Our results show that IL-1β levels were unchanged during the course of RT and after RT, and they were not correlated with RP incidence. This result is similar to the findings of Kim et al³⁵ and Stenmark et al,⁴⁰ but other scholars observed that the plasma IL-1β levels were associated with RP.⁴¹ The discrepancies in the IL-1β levels reported by scholars exist; however, the reasons for this are unclear. Numerous factors may confound the predictive value of IL-1β. We consider the following reasons for this finding. First, the patients in the RP group showed a higher level of IL-1β than did the NRP group; there was not a fundamental difference. In the RP group, plasma IL-1β levels tended to rise with increases in the radiation dose (after 40 Gy irradiation), but no statistical difference was observed. Our findings may be attributed to the patient population and sample size differences. If the sample size is increased, there may be a surprising discovery. Second, because cytokines are relatively fragile molecules, sample collection, processing, and differences in laboratory testing technology can also lead to differences in the various laboratory measurements. The use of a larger cohort of patients and longer follow-up data on the cytokine analysis of blood samples in the future will be very helpful in predicting RP.

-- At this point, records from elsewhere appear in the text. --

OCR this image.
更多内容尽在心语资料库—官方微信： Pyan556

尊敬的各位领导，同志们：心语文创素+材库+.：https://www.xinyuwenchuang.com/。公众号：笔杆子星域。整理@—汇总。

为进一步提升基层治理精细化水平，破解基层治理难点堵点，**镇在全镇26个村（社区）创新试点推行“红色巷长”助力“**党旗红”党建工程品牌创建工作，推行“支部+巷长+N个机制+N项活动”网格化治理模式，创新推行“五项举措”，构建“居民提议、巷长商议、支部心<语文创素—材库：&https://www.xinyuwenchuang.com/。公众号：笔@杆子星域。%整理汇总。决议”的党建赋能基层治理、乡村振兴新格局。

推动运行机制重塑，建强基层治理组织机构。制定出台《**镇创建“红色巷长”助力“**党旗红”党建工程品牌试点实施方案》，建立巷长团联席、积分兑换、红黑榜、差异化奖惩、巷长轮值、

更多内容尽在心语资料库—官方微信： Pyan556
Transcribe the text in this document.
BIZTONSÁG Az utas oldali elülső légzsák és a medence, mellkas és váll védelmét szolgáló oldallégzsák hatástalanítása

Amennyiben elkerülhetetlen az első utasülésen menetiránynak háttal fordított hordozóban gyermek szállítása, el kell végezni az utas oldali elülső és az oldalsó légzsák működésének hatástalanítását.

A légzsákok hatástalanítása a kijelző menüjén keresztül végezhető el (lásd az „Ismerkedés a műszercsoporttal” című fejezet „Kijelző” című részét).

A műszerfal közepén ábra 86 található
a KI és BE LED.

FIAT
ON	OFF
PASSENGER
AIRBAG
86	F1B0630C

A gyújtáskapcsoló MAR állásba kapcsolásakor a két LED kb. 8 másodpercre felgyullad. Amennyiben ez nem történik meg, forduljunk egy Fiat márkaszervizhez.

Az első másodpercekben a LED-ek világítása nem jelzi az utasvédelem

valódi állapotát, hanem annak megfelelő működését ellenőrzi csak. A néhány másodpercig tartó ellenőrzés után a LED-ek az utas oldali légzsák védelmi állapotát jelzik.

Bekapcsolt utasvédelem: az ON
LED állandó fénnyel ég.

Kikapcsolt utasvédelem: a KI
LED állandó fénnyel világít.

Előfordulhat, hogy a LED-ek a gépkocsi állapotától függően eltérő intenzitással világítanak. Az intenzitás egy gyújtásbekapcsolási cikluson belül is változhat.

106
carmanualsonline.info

A variety of factors lead to radiation-induced lung injury.¹³ The general characteristics of patients included age, sex, smoking history, chemotherapy, tumor location, and radiation dose. This study demonstrated that the therapeutic radiation dose was linked to the risk of RP. A contrastive analysis of the RP group and the NRP group in terms of the dosimetric parameters showed that NTCP, GTV, V₅ (%), V₁₀ (%), V₂₀ (%), and MLD of radiation were not significant factors of RP. This indicates that the contributions of the dosimetric parameters are the same in the RP group and the NRP group, and that the dose of normal tissue can be calculated within and limited to the clinical setting. The dosimetric factors should not be taken into consideration for the molecular biological events that may be responsible for RP.

Conclusion

We showed that plasma TGF-β1 levels were highly (sevenfold) elevated during and after RT in the RP group. Conversely, the plasma TGF-β1 levels were steady throughout RT in the NRP group. We propose that TGF-β1 should be used as a predictor for RP. Patients with lower levels of plasma ACE were prone to RP. This study demonstrated that the application of the therapeutic dose was linked with the risk of RP. In short, the essence of RP includes increased expression of inflammatory cytokines, and cascade process reaction. The findings associated with cytokine TGF-β1 and ACE have profound implications for forecasting, preventing, and treating radiation-induced lung injury. In addition, damage to the stromal cells and endothelial cells cannot be neglected during radiation reactions.

Disclosure

The authors report no conflicts of interest in this work.